• Herzschrittmacherther Elektrophysiol · Jun 2005

    Review Comparative Study

    [First responder defibrillation in the USA, Europe and Germany--prerequisites, experiences, perspectives].

    • H-J Trappe.
    • Medizinische Klinik II (Schwerpunkte Kardiologie und Angiologie), Ruhr-Universität Bochum, Hölkeskampring 40, 44625 Herne, Germany. Hans-Joachim.Trappe@ruhr-unibochum.de
    • Herzschrittmacherther Elektrophysiol. 2005 Jun 1; 16 (2): 94-102.

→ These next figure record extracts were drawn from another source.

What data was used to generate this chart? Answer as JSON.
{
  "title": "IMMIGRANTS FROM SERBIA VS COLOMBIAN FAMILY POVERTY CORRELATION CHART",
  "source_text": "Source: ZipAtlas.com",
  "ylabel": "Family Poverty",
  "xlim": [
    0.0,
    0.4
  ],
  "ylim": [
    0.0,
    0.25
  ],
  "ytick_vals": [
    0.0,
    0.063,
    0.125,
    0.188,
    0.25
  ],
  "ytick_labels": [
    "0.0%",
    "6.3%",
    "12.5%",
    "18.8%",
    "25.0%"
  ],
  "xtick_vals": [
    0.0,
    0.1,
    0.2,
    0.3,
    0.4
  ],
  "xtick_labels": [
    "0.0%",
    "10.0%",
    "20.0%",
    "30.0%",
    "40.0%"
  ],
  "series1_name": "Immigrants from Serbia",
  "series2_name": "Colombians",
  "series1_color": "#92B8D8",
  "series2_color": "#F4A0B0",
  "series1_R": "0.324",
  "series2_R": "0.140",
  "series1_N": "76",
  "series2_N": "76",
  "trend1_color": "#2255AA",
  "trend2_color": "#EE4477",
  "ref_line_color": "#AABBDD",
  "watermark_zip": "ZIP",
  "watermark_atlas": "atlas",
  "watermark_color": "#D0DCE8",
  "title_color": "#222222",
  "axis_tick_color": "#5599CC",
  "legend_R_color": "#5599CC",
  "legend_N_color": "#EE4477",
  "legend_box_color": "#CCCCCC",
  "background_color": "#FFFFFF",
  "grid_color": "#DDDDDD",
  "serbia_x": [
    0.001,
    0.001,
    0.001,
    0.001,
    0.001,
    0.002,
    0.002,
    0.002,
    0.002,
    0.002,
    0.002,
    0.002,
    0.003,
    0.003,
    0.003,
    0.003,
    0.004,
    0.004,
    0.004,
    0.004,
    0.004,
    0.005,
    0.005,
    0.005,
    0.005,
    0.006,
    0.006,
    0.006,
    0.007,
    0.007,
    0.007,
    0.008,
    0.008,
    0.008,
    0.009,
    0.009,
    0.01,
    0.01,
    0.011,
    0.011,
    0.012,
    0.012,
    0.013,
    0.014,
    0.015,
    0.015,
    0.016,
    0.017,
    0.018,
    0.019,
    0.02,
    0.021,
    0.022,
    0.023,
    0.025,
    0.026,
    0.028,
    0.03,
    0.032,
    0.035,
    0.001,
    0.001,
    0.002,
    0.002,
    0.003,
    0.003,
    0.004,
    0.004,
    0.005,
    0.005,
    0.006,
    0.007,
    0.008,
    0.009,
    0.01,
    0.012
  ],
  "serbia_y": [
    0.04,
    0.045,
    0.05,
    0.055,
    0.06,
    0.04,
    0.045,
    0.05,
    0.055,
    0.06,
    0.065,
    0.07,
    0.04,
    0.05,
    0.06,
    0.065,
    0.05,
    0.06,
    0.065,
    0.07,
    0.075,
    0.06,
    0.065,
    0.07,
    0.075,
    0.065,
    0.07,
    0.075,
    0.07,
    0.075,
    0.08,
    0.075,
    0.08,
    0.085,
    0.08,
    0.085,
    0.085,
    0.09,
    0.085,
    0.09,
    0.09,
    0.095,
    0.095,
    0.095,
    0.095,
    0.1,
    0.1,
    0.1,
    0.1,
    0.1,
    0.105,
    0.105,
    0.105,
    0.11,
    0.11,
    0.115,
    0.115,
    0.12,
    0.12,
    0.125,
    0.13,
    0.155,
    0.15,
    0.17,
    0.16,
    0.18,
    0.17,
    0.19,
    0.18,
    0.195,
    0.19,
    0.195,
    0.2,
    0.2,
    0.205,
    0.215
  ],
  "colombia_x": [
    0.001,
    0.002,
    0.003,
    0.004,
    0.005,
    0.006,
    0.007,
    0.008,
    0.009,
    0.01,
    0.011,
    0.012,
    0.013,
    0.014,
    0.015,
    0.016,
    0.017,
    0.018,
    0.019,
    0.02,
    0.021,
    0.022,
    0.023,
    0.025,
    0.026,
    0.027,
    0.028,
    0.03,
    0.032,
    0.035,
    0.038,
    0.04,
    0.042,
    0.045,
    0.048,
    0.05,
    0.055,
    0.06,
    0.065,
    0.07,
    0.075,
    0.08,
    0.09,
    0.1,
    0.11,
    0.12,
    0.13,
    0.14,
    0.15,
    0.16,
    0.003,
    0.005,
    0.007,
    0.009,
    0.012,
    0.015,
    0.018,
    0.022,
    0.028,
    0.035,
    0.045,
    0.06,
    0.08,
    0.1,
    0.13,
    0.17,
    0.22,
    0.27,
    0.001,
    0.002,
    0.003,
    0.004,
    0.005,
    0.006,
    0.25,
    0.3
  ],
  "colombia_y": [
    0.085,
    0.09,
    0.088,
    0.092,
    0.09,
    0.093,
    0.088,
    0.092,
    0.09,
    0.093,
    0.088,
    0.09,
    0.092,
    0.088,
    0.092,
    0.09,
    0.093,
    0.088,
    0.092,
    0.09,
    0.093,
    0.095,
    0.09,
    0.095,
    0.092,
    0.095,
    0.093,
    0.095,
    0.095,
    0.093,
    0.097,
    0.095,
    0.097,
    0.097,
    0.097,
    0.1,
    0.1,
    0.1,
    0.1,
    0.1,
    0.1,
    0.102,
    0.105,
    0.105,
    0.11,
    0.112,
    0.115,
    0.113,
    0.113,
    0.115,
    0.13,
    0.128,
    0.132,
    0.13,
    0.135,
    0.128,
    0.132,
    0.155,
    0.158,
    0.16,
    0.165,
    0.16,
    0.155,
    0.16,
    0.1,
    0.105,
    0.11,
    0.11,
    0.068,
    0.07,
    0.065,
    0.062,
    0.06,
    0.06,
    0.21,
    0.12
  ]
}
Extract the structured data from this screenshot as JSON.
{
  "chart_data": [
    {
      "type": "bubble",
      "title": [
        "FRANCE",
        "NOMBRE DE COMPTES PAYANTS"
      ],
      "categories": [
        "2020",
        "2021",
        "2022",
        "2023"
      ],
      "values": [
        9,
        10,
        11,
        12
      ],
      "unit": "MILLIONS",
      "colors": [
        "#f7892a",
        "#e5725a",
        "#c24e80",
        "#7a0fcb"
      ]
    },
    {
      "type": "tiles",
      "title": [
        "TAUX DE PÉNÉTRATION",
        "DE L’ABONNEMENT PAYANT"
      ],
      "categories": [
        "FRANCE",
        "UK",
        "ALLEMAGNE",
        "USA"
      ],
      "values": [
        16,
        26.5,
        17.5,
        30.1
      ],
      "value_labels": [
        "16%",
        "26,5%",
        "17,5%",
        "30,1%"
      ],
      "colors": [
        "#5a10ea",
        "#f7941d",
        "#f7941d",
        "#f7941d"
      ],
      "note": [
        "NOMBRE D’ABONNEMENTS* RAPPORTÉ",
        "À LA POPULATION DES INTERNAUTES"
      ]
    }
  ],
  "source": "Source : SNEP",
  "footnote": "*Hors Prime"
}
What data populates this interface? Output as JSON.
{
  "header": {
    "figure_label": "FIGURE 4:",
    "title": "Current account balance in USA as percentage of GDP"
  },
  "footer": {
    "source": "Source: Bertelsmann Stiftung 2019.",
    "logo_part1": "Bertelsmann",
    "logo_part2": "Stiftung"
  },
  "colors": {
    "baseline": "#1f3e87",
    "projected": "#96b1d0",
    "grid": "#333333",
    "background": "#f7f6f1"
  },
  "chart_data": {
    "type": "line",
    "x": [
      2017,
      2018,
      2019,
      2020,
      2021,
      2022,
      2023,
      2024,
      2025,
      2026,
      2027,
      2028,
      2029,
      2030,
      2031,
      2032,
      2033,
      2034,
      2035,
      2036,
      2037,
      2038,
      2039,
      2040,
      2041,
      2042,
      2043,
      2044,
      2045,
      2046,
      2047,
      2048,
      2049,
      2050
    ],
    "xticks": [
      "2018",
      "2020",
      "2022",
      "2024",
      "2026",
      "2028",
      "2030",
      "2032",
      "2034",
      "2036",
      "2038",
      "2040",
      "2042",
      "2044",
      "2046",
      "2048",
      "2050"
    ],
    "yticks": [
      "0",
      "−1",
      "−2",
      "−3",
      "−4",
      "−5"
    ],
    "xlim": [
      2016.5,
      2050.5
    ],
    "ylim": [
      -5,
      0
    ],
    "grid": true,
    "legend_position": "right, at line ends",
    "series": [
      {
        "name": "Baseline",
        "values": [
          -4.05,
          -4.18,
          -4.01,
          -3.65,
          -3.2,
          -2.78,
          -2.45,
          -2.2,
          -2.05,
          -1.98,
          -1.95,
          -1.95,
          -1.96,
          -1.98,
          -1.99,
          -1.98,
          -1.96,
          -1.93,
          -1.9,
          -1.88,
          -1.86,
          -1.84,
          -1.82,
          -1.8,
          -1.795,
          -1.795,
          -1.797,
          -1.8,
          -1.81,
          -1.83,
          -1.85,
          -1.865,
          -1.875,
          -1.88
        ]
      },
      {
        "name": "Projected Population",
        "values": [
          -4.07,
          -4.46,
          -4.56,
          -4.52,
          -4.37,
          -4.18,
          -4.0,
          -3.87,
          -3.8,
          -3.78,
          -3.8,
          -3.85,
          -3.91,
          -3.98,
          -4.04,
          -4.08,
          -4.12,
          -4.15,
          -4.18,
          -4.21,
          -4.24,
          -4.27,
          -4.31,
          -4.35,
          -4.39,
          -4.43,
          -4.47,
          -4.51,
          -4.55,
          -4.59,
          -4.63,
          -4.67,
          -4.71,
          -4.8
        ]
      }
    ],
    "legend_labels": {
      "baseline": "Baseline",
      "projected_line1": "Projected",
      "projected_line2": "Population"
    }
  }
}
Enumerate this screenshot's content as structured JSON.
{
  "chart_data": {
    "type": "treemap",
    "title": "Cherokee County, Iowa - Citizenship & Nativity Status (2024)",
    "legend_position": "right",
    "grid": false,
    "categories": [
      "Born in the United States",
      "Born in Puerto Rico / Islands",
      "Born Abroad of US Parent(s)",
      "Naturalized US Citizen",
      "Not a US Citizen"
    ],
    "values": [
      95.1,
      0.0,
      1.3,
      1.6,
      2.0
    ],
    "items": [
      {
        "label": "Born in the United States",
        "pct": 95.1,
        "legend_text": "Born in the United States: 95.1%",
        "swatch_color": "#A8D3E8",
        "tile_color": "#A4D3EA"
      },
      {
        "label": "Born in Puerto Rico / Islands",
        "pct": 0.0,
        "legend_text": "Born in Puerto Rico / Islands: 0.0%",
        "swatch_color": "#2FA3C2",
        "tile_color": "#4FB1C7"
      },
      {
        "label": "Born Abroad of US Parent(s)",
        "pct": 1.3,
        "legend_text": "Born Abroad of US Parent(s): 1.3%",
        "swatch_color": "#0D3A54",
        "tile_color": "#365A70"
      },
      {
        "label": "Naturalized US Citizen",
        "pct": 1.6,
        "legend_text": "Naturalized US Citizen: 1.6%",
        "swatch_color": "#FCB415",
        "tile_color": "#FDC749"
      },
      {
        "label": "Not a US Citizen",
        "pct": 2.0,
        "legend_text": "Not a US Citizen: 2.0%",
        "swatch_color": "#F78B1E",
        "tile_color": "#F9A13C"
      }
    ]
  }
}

    AbstractSudden out-of-hospital cardiac arrest is a leading cause of death and only 5-8% of patients survive such event. Defibrillation is the mose effective treatment and should performed within 5 minutes; however, its effectiveness diminishes with each passing minute. "Early defibrillation" is the use of automated external defibrillators (AEDs) by trained public-safety personnal ("first responder"), whereas "public access" defibrillation describes AED use by persons who have no specific AED training. Several studies in the US and in Europe show that first responder defibrillation will increase the number of survivors of out-of-hospital cardiac arrest compared to paramedics. This is caused by a shorter "call-to-arrival-time" in first responders compared to paramedics. In Europe, programs for the use of automated external defibrillators exist only occasionally. Reasons for this are the lack of open-mindedness, logistic and legal problems. In Germany, there are only few AED programs with promising results. At the present time, placement of automated external defibrillators in public places frequented by a large number of susceptible people will increase overall survival. However, placement of AEDs in all public places is still debatable and further studies are necessary to estimate the potential impact of publicc access defibrillators.